W piątek premier Gruzji Irakli Kobachidze oświadczył, że kwestia rozmów o wejściu jego kraju do UE jest wykorzystywana jako "sztuczny instrument szantażu" i zapewnił, że rząd jest oddany europejskiemu kursowi.

Premier oskarżył ambasadora UE o "udział w kampanii dezinformacyjnej" po ogłoszeniu przez rząd decyzji o zawieszeniu rozmów na temat przystąpienia do Unii Europejskiej. Zdaniem premiera, dyplomata zinterpretował tę decyzję jako zatrzymanie procesu integracji europejskiej, podczas gdy, jak zapewnił Kobachidze, władze są oddane europejskiemu kursowi. - Jesteśmy oddani naszemu europejskiemu kursowi, ale rozpoczęcie rozmów to sztuczny instrument szantażu - powiedział na briefingu Kobachidze, którego cytuje Echo Kawkaza (filia Radia Swoboda).

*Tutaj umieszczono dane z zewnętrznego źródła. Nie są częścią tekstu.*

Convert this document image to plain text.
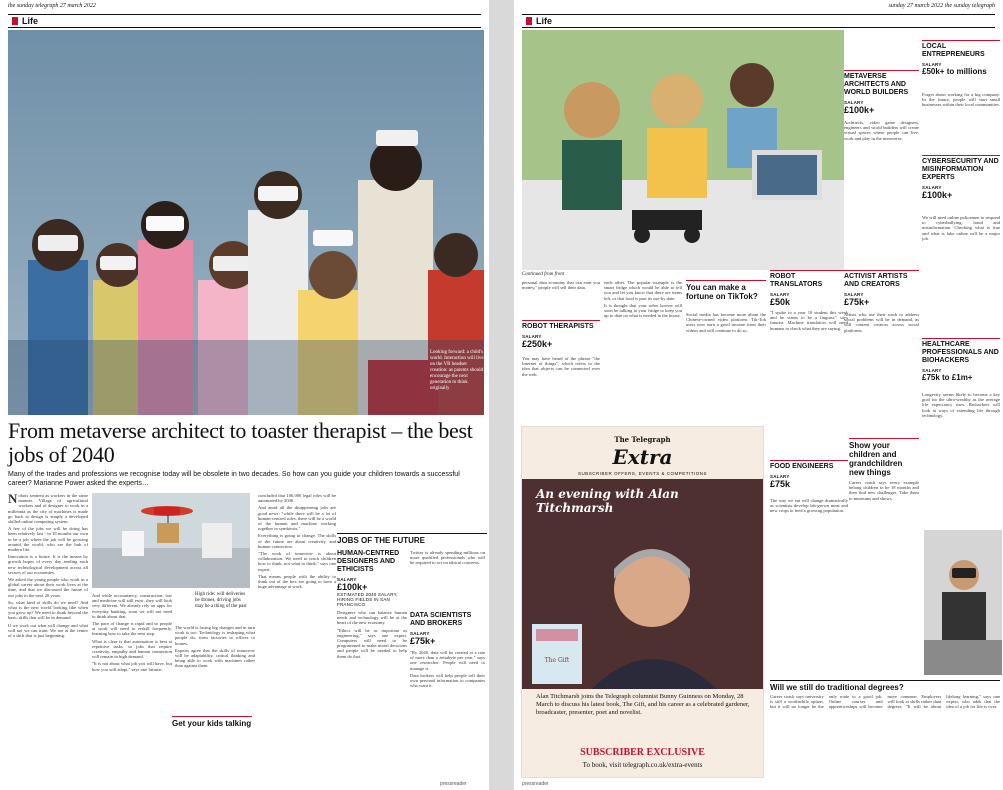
the sunday telegraph 27 march 2022
Life
Looking forward: a child's world. Interaction will live on the VR headset creation: as parents should encourage the next generation to think originally
From metaverse architect to toaster therapist – the best jobs of 2040
Many of the trades and professions we recognise today will be obsolete in two decades. So how can you guide your children towards a successful career? Marianne Power asked the experts…

Nobots sentient as workers in the same manner. Village of agricultural workers and of designer to work in a millennia as the city of machines is made go back to design is simply a developed skilled online computing system.

A few of the jobs we will be doing has been relatively fast - in 18 months our own to be a job where the job will be growing around the world, who are the hub of modern life.

Innovation is a future. It is the means by growth hopes of every day reading each new technological development across all sectors of our economies.

We asked the young people who work in a global career about their work lives at the time, and that we discussed the future of our jobs in the next 20 years.

So, what kind of skills do we need? And what is the new world looking like when you grow up? We need to think beyond the basic skills that will be in demand.

If we work out what will change and what will not we can train. We are at the centre of a shift that is just beginning.

And while accountancy, construction, law and medicine will still exist, they will look very different. We already rely on apps for everyday banking, soon we will not need to think about that.

The pace of change is rapid and so people at work will need to reskill frequently, learning how to take the next step.

What is clear is that automation is best at repetitive tasks, so jobs that require creativity, empathy and human connection will remain in high demand.

"It is not about what job you will have, but how you will adapt," says one futurist.

High ride: will deliveries be drones, driving jobs may be a thing of the past

The world is facing big changes and in turn work is too. Technology is reshaping what people do, from factories to offices to homes.

Experts agree that the skills of tomorrow will be adaptability, critical thinking and being able to work with machines rather than against them.

Get your kids talking

concluded that 100,000 legal roles will be automated by 2036.

And amid all the disappearing jobs are good news: "while there will be a lot of human-centred roles, there will be a world of the human and machine working together in symbiosis."

Everything is going to change. The skills of the future are about creativity, and human connection.

"The work of tomorrow is about collaboration. We need to teach children how to think, not what to think," says one expert.

That means people with the ability to think out of the box are going to have a huge advantage at work.

JOBS OF THE FUTURE
HUMAN-CENTRED DESIGNERS AND ETHICISTS
SALARY
£100k+
ESTIMATED 2040 SALARY, HIRING FIELDS IN SAN FRANCISCO

Designers who can balance human needs and technology will be at the heart of the new economy.

"Ethics will be as important as engineering," says one expert. Computers will need to be programmed to make moral decisions and people will be needed to help them do that.

Twitter is already spending millions on more qualified professionals who will be required to act on ethical concerns.

DATA SCIENTISTS AND BROKERS
SALARY
£75k+

"By 2040, data will be created at a rate of more than a zettabyte per year," says one researcher. People will need to manage it.

Data brokers will help people sell their own personal information to companies who want it.

pressreader
sunday 27 march 2022 the sunday telegraph
Life
Continued from front

personal data economy that can earn you money," people will sell their data.

ROBOT THERAPISTS
SALARY
£250k+

You may have heard of the phrase "the Internet of things", which refers to the idea that objects can be connected over the web.

each other. The popular example is the smart fridge which would be able to tell you and let you know that there are items left, or that food is past its use-by date.

It is thought that your robot hoover will soon be talking to your fridge to keep you up to date on what is needed in the house.

You can make a fortune on TikTok?

Social media has become more about the Chinese-owned video platform. Tik-Tok users now earn a good income from their videos and will continue to do so.

ROBOT TRANSLATORS
SALARY
£50k

"I spoke to a year 10 student this week and he wants to be a linguist," says futurist. Machine translators will need humans to check what they are saying.

METAVERSE ARCHITECTS AND WORLD BUILDERS
SALARY
£100k+

Architects, video game designers, engineers and world builders will create virtual spaces where people can live, work and play in the metaverse.

ACTIVIST ARTISTS AND CREATORS
SALARY
£75k+

Artists who use their work to address social problems will be in demand, as will content creators across social platforms.

LOCAL ENTREPRENEURS
SALARY
£50k+ to millions

Forget about working for a big company. In the future, people will start small businesses within their local communities.

CYBERSECURITY AND MISINFORMATION EXPERTS
SALARY
£100k+

We will need online policemen to respond to cyberbullying, fraud and misinformation. Checking what is true and what is fake online will be a major job.

HEALTHCARE PROFESSIONALS AND BIOHACKERS
SALARY
£75k to £1m+

Longevity seems likely to become a key goal for the ultra-wealthy as the average life expectancy rises. Biohackers will look at ways of extending life through technology.

Show your children and grandchildren new things

Career coach says every example belong children to be 18 months and then find new challenges. Take them to museums and shows.

FOOD ENGINEERS
SALARY
£75k

The way we eat will change dramatically as scientists develop lab-grown meat and new crops to feed a growing population.

Will we still do traditional degrees?

Career coach says university is still a worthwhile option, but it will no longer be the only route to a good job. Online courses and apprenticeships will become more common. Employers will look at skills rather than degrees. "It will be about lifelong learning," says one expert, who adds that the idea of a job for life is over.

The Telegraph
Extra
SUBSCRIBER OFFERS, EVENTS & COMPETITIONS
An evening with Alan Titchmarsh
The Gift
Alan Titchmarsh joins the Telegraph columnist Bunny Guinness on Monday, 28 March to discuss his latest book, The Gift, and his career as a celebrated gardener, broadcaster, presenter, poet and novelist.
SUBSCRIBER EXCLUSIVE
To book, visit telegraph.co.uk/extra-events
pressreader
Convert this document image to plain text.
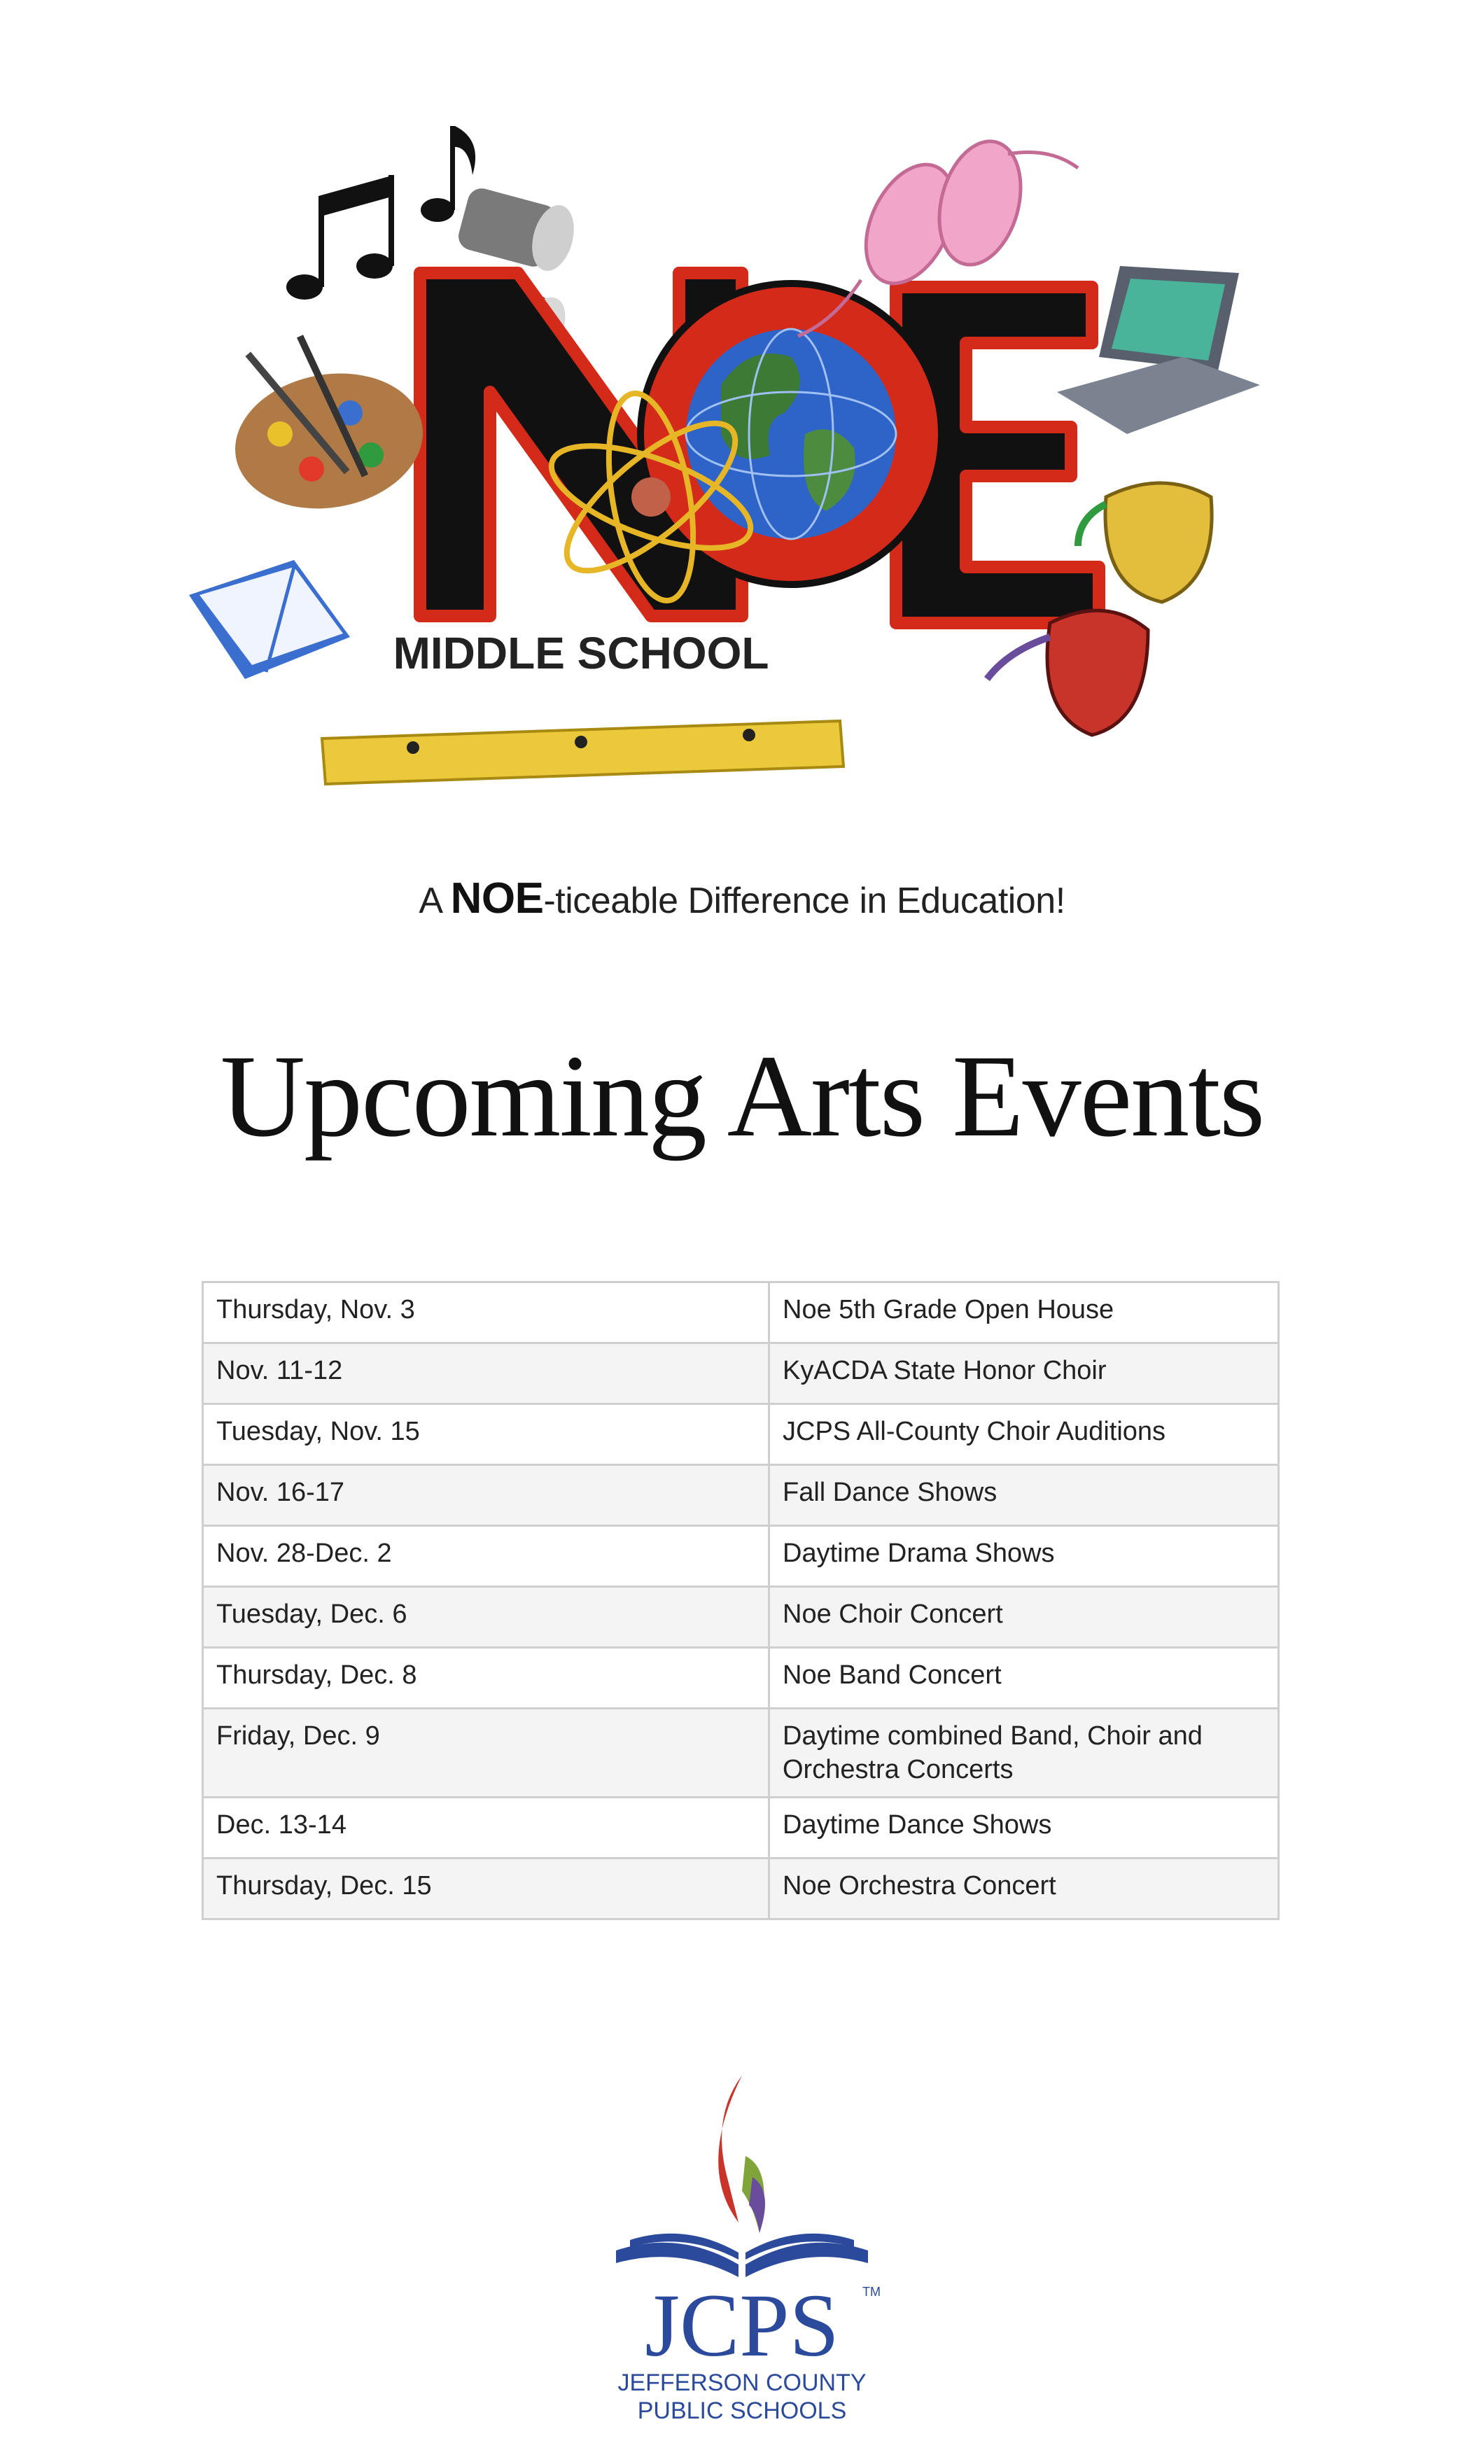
MIDDLE SCHOOL
A NOE-ticeable Difference in Education!
Upcoming Arts Events
Thursday, Nov. 3	Noe 5th Grade Open House
Nov. 11-12	KyACDA State Honor Choir
Tuesday, Nov. 15	JCPS All-County Choir Auditions
Nov. 16-17	Fall Dance Shows
Nov. 28-Dec. 2	Daytime Drama Shows
Tuesday, Dec. 6	Noe Choir Concert
Thursday, Dec. 8	Noe Band Concert
Friday, Dec. 9	Daytime combined Band, Choir and Orchestra Concerts
Dec. 13-14	Daytime Dance Shows
Thursday, Dec. 15	Noe Orchestra Concert
JCPS TM
JEFFERSON COUNTY
PUBLIC SCHOOLS
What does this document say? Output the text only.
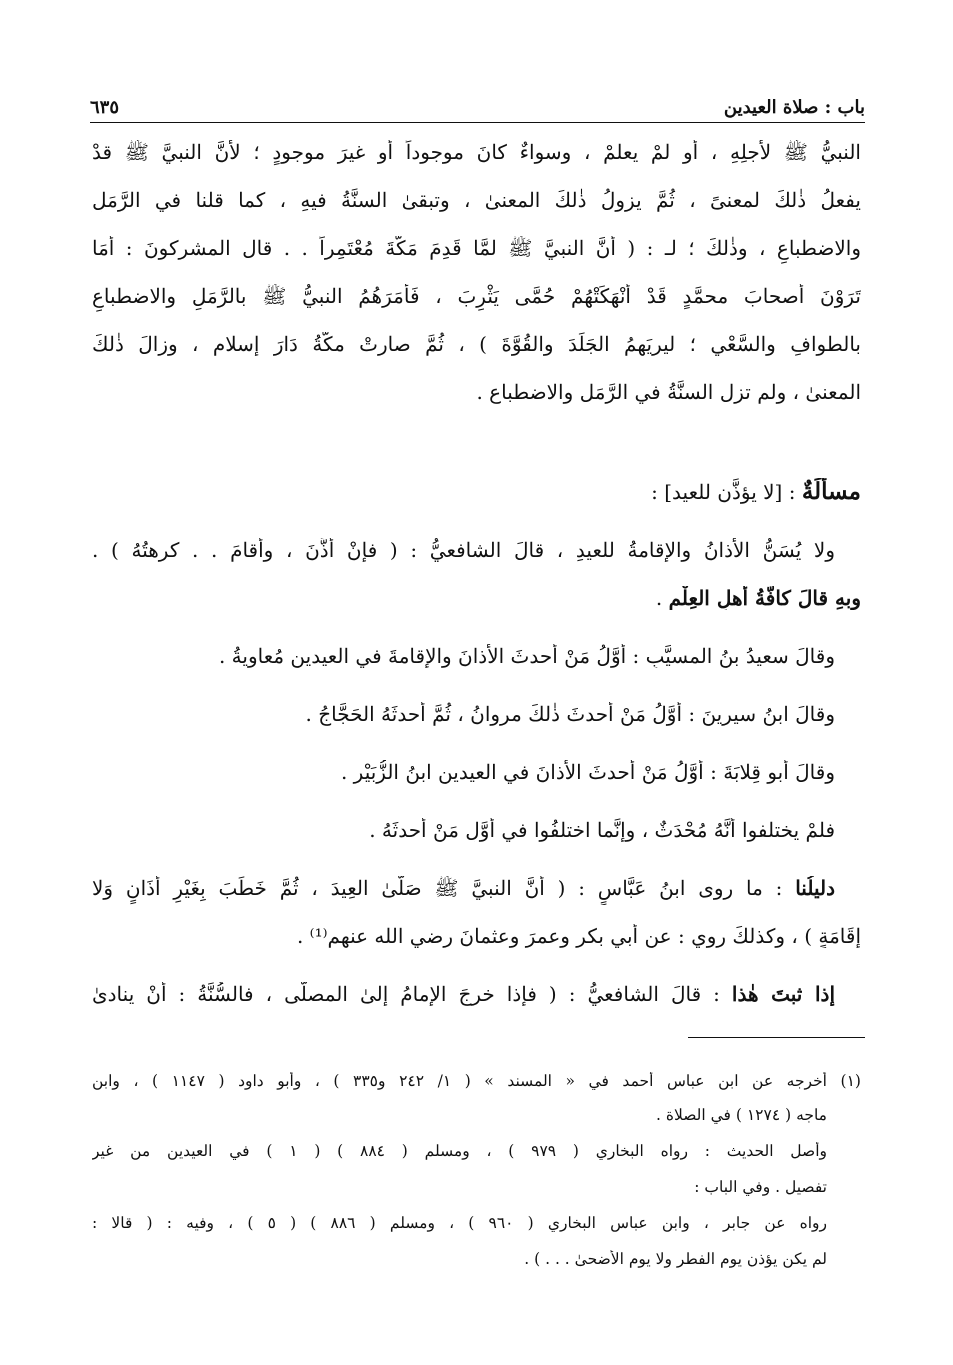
باب : صلاة العيدين
٦٣٥
النبيُّ ﷺ لأجلِهِ ، أو لمْ يعلمْ ، وسواءٌ كانَ موجوداً أو غيرَ موجودٍ ؛ لأنَّ النبيَّ ﷺ قدْ
يفعلُ ذٰلكَ لمعنىً ، ثُمَّ يزولُ ذٰلكَ المعنىٰ ، وتبقىٰ السنَّةُ فيهِ ، كما قلنا في الرَّمَلِ
والاضطباعِ ، وذٰلكَ ؛ لـ : ( أنَّ النبيَّ ﷺ لمَّا قَدِمَ مَكَّةَ مُعْتَمِراً . . قال المشركونَ : أَمَا
تَرَوْنَ أصحابَ محمَّدٍ قَدْ أَنْهَكَتْهُمْ حُمَّى يَثْرِبَ ، فَأَمَرَهُمُ النبيُّ ﷺ بالرَّمَلِ والاضطباعِ
بالطوافِ والسَّعْيِ ؛ ليرِيَهمُ الجَلَدَ والقُوَّةَ ) ، ثُمَّ صارتْ مكَّةُ دَارَ إسلامٍ ، وزالَ ذٰلكَ
المعنىٰ ، ولم تزلِ السنَّةُ في الرَّمَلِ والاضطباعِ .
مسأَلَةٌ : [لا يؤذَّن للعيد] :
ولا يُسَنُّ الأذانُ والإقامةُ للعيدِ ، قالَ الشافعيُّ : ( فإنْ أَذَّنَ ، وأقامَ . . كرهتُهُ ) .
وبهِ قالَ كافَّةُ أهلِ العِلْمِ .
وقالَ سعيدُ بنُ المسيَّبِ : أوَّلُ مَنْ أحدثَ الأذانَ والإقامةَ في العيدينِ مُعاويةُ .
وقالَ ابنُ سيرينَ : أوَّلُ مَنْ أحدثَ ذٰلكَ مروانُ ، ثُمَّ أحدثَهُ الحَجَّاجُ .
وقالَ أبو قِلابَةَ : أوَّلُ مَنْ أحدثَ الأذانَ في العيدينِ ابنُ الزُّبَيْرِ .
فلمْ يختلفوا أنَّهُ مُحْدَثٌ ، وإنَّما اختلفُوا في أوَّلِ مَنْ أحدثَهُ .
دليلُنا : ما روى ابنُ عَبَّاسٍ : ( أنَّ النبيَّ ﷺ صَلَّىٰ العِيدَ ، ثُمَّ خَطَبَ بِغَيْرِ أَذَانٍ وَلا
إِقَامَةٍ ) ، وكذلكَ روي : عن أبي بكرٍ وعمرَ وعثمانَ رضي الله عنهم⁽¹⁾ .
إذا ثبتَ هٰذا : قالَ الشافعيُّ : ( فإذا خرجَ الإمامُ إلىٰ المصلَّى ، فالسُّنَّةُ : أنْ ينادىٰ
(١) أخرجه عن ابن عباس أحمد في « المسند » ( ١/ ٢٤٢ و٣٣٥ ) ، وأبو داود ( ١١٤٧ ) ، وابن
ماجه ( ١٢٧٤ ) في الصلاة .
وأصل الحديث : رواه البخاري ( ٩٧٩ ) ، ومسلم ( ٨٨٤ ) ( ١ ) في العيدين من غير
تفصيل . وفي الباب :
رواه عن جابر ، وابن عباس البخاري ( ٩٦٠ ) ، ومسلم ( ٨٨٦ ) ( ٥ ) ، وفيه : ( قالا :
لم يكن يؤذن يوم الفطر ولا يوم الأضحىٰ . . . ) .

Premier Gruzji nie wykluczył podjęcia wobec Pawła Herczyńskiego "środków dyplomatycznych", w tym wezwania go do ministerstwa spraw zagranicznych. Zarzucił dyplomacie, że "bezpośrednio uczestniczył w przedwyborczej agitacji" na rzecz opozycji i przeciwko rządzącemu ugrupowaniu Gruzińskie Marzenie.